If the test flight succeeds, four more could be tried. The first three are designed to test the basic skills of the helicopter. The third flight could fly a distance of 160 feet and then return.

The last two flights could travel on, but NASA officials did not want to speculate how much.

NASA wants to complete the tests within 30 days of March from the date it gave up ingenuity, so that Perseverance can begin the main part of its $ 2.7 billion mission. He will leave the helicopter behind and head for a delta of the river along the edge of Jezero Crater, where sediments and perhaps chemical evidence of ancient life are preserved.
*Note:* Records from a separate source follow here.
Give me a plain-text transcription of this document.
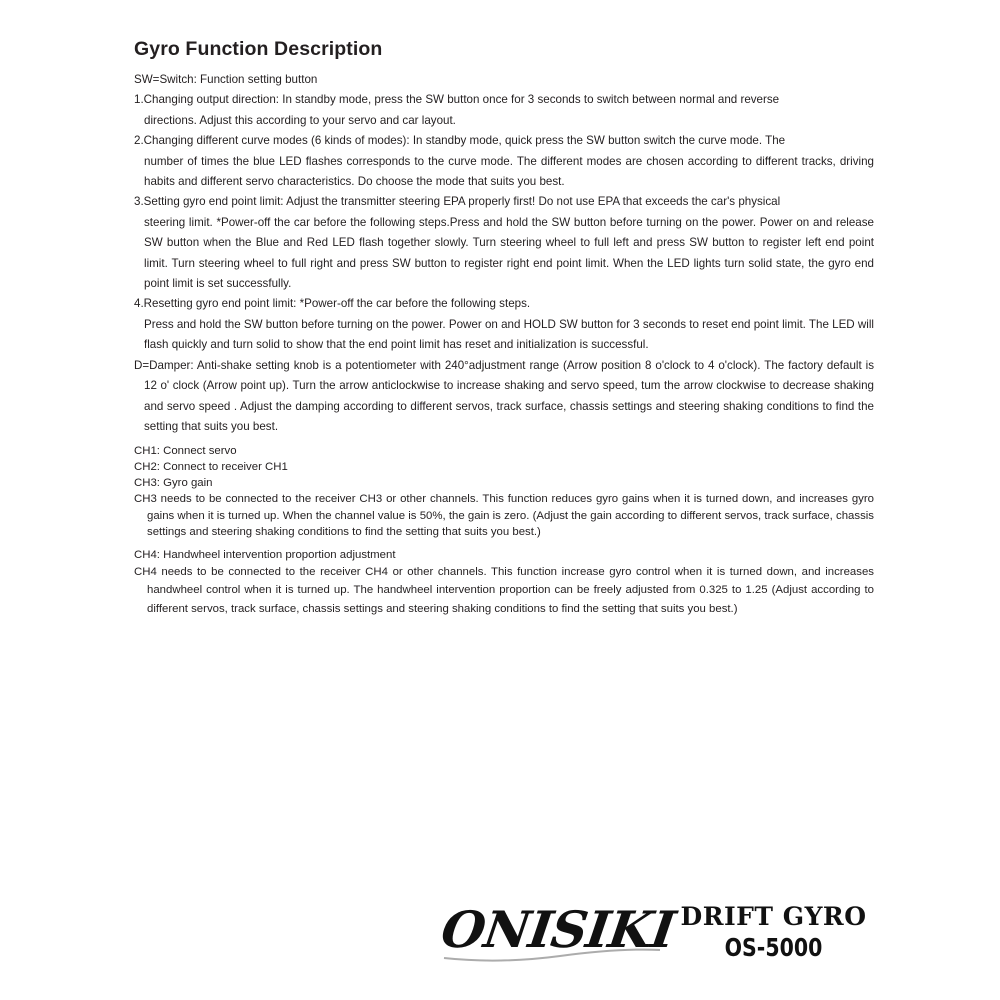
Gyro Function Description
SW=Switch: Function setting button
1.Changing output direction: In standby mode, press the SW button once for 3 seconds to switch between normal and reverse
directions. Adjust this according to your servo and car layout.
2.Changing different curve modes (6 kinds of modes): In standby mode, quick press the SW button switch the curve mode. The
number of times the blue LED flashes corresponds to the curve mode. The different modes are chosen according to different tracks, driving habits and different servo characteristics. Do choose the mode that suits you best.
3.Setting gyro end point limit: Adjust the transmitter steering EPA properly first! Do not use EPA that exceeds the car's physical
steering limit. *Power-off the car before the following steps.Press and hold the SW button before turning on the power. Power on and release SW button when the Blue and Red LED flash together slowly. Turn steering wheel to full left and press SW button to register left end point limit. Turn steering wheel to full right and press SW button to register right end point limit. When the LED lights turn solid state, the gyro end point limit is set successfully.
4.Resetting gyro end point limit: *Power-off the car before the following steps.
Press and hold the SW button before turning on the power. Power on and HOLD SW button for 3 seconds to reset end point limit. The LED will flash quickly and turn solid to show that the end point limit has reset and initialization is successful.
D=Damper: Anti-shake setting knob is a potentiometer with 240°adjustment range (Arrow position 8 o'clock to 4 o'clock). The factory default is 12 o' clock (Arrow point up). Turn the arrow anticlockwise to increase shaking and servo speed, tum the arrow clockwise to decrease shaking and servo speed . Adjust the damping according to different servos, track surface, chassis settings and steering shaking conditions to find the setting that suits you best.
CH1: Connect servo
CH2: Connect to receiver CH1
CH3: Gyro gain
CH3 needs to be connected to the receiver CH3 or other channels. This function reduces gyro gains when it is turned down, and increases gyro gains when it is turned up. When the channel value is 50%, the gain is zero. (Adjust the gain according to different servos, track surface, chassis settings and steering shaking conditions to find the setting that suits you best.)
CH4: Handwheel intervention proportion adjustment
CH4 needs to be connected to the receiver CH4 or other channels. This function increase gyro control when it is turned down, and increases handwheel control when it is turned up. The handwheel intervention proportion can be freely adjusted from 0.325 to 1.25 (Adjust according to different servos, track surface, chassis settings and steering shaking conditions to find the setting that suits you best.)
ONISIKI DRIFT GYRO
OS-5000
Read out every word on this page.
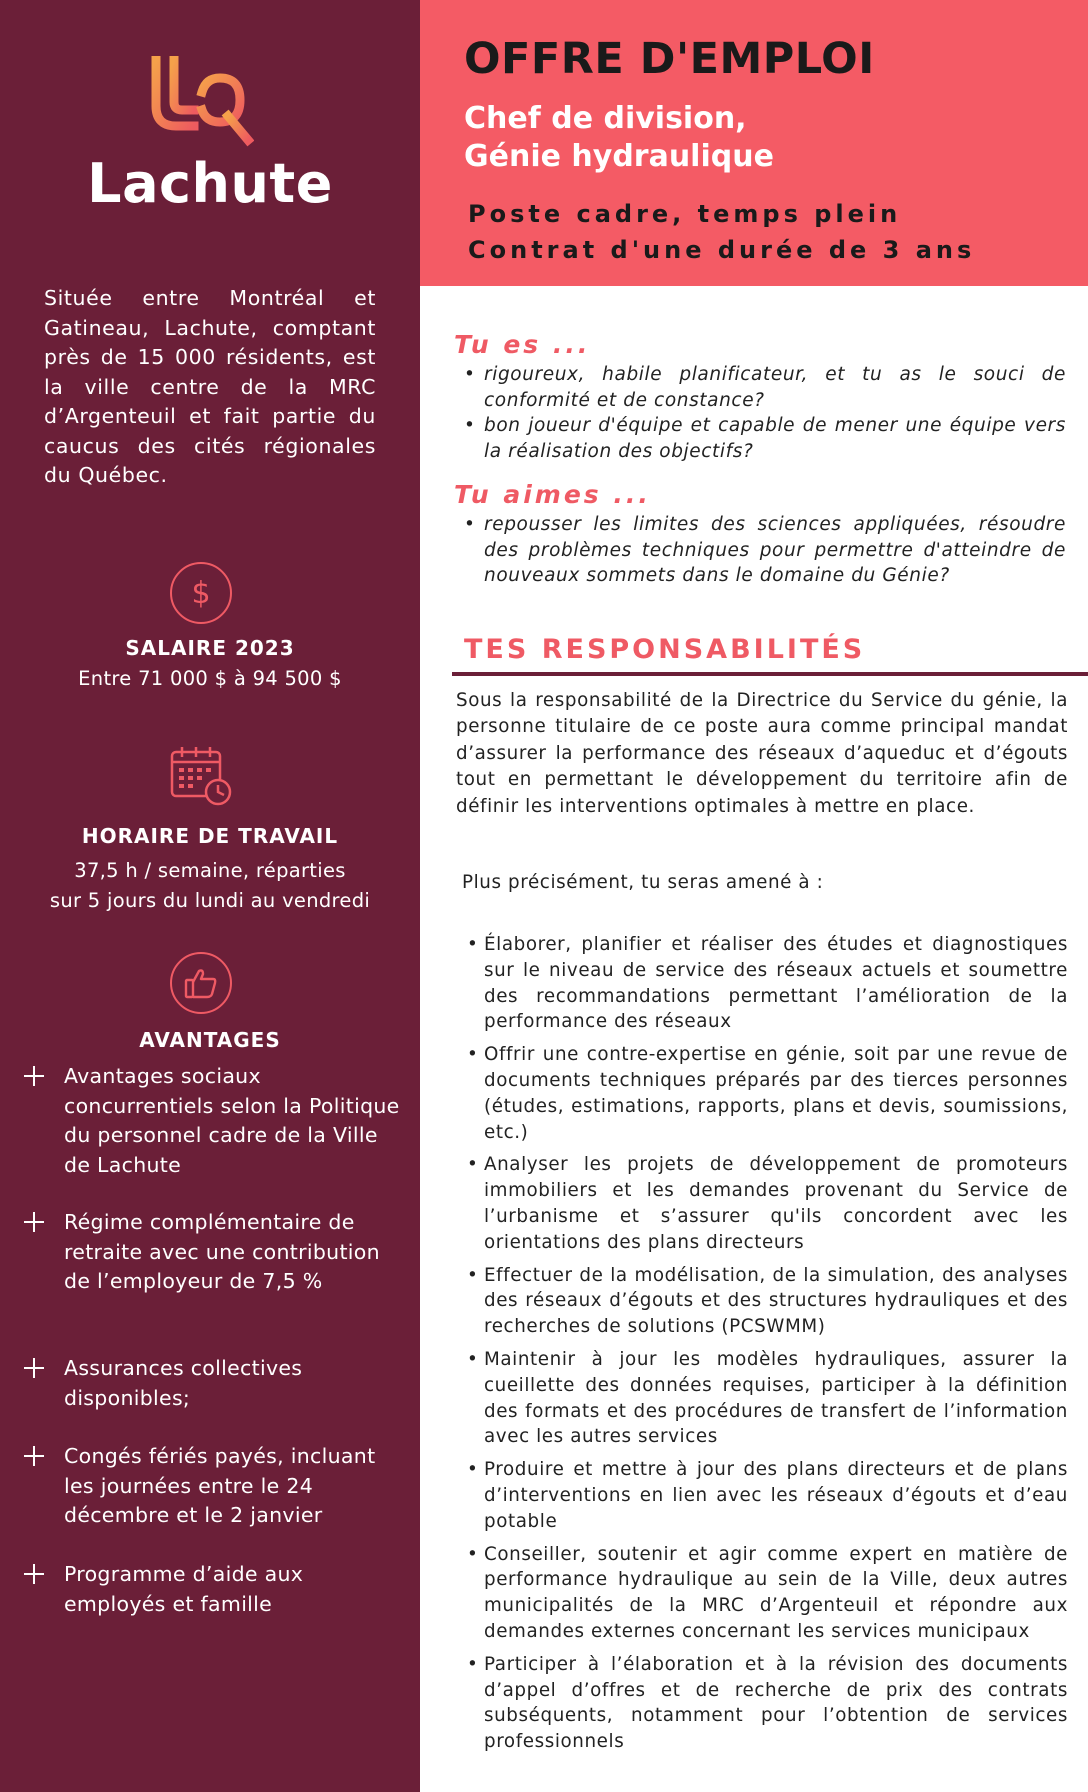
Lachute

Située entre Montréal et Gatineau, Lachute, comptant près de 15 000 résidents, est la ville centre de la MRC d’Argenteuil et fait partie du caucus des cités régionales du Québec.

$
SALAIRE 2023
Entre 71 000 $ à 94 500 $
HORAIRE DE TRAVAIL
37,5 h / semaine, réparties
sur 5 jours du lundi au vendredi
AVANTAGES
Avantages sociaux concurrentiels selon la Politique du personnel cadre de la Ville de Lachute
Régime complémentaire de retraite avec une contribution de l’employeur de 7,5 %
Assurances collectives disponibles;
Congés fériés payés, incluant les journées entre le 24 décembre et le 2 janvier
Programme d’aide aux employés et famille
OFFRE D'EMPLOI
Chef de division,
Génie hydraulique
Poste cadre, temps plein
Contrat d'une durée de 3 ans
Tu es ...
• rigoureux, habile planificateur, et tu as le souci de conformité et de constance?
• bon joueur d'équipe et capable de mener une équipe vers la réalisation des objectifs?
Tu aimes ...
• repousser les limites des sciences appliquées, résoudre des problèmes techniques pour permettre d'atteindre de nouveaux sommets dans le domaine du Génie?
TES RESPONSABILITÉS

Sous la responsabilité de la Directrice du Service du génie, la personne titulaire de ce poste aura comme principal mandat d’assurer la performance des réseaux d’aqueduc et d’égouts tout en permettant le développement du territoire afin de définir les interventions optimales à mettre en place.

Plus précisément, tu seras amené à :

• Élaborer, planifier et réaliser des études et diagnostiques sur le niveau de service des réseaux actuels et soumettre des recommandations permettant l’amélioration de la performance des réseaux
• Offrir une contre-expertise en génie, soit par une revue de documents techniques préparés par des tierces personnes (études, estimations, rapports, plans et devis, soumissions, etc.)
• Analyser les projets de développement de promoteurs immobiliers et les demandes provenant du Service de l’urbanisme et s’assurer qu'ils concordent avec les orientations des plans directeurs
• Effectuer de la modélisation, de la simulation, des analyses des réseaux d’égouts et des structures hydrauliques et des recherches de solutions (PCSWMM)
• Maintenir à jour les modèles hydrauliques, assurer la cueillette des données requises, participer à la définition des formats et des procédures de transfert de l’information avec les autres services
• Produire et mettre à jour des plans directeurs et de plans d’interventions en lien avec les réseaux d’égouts et d’eau potable
• Conseiller, soutenir et agir comme expert en matière de performance hydraulique au sein de la Ville, deux autres municipalités de la MRC d’Argenteuil et répondre aux demandes externes concernant les services municipaux
• Participer à l’élaboration et à la révision des documents d’appel d’offres et de recherche de prix des contrats subséquents, notamment pour l’obtention de services professionnels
Ingenuity was an additional $ 85 million project, but not a basic requirement for the success of Perseverance.

There is not much air to push to generate lift.

At the surface of Mars, the atmosphere is only 1/100 as dense as that of Earth. The lower weight – a third of what you feel here – helps you get in the air. But the takeoff from the surface of Mars is comparable to flying at an altitude of 100,000 feet on Earth. No helicopter on our planet has flown so high and is more than twice the typical flight altitude of jet planes.

Until 1997, all spacecraft sent to the surface of Mars had been stationary landings. But that year, the Pathfinder mission included something revolutionary for NASA: a robot with wheels. That rover, the Sojourner, was about the size of a short closet, and planetary scientists quickly realized the benefits of being able to move around the Martian landscape. Four other NASA rovers, including Perseverance, have since followed on the red planet.

Ingenuity is essentially Sojourner’s aerial counterpart, a demonstration of a new technology that can be used more in subsequent missions. And proving that the helicopter can fly to Mars can help inform attempts to fly to other worlds in our solar system, such as Titan, Saturn’s moon, where NASA plans to send a quadcopter with nuclear power.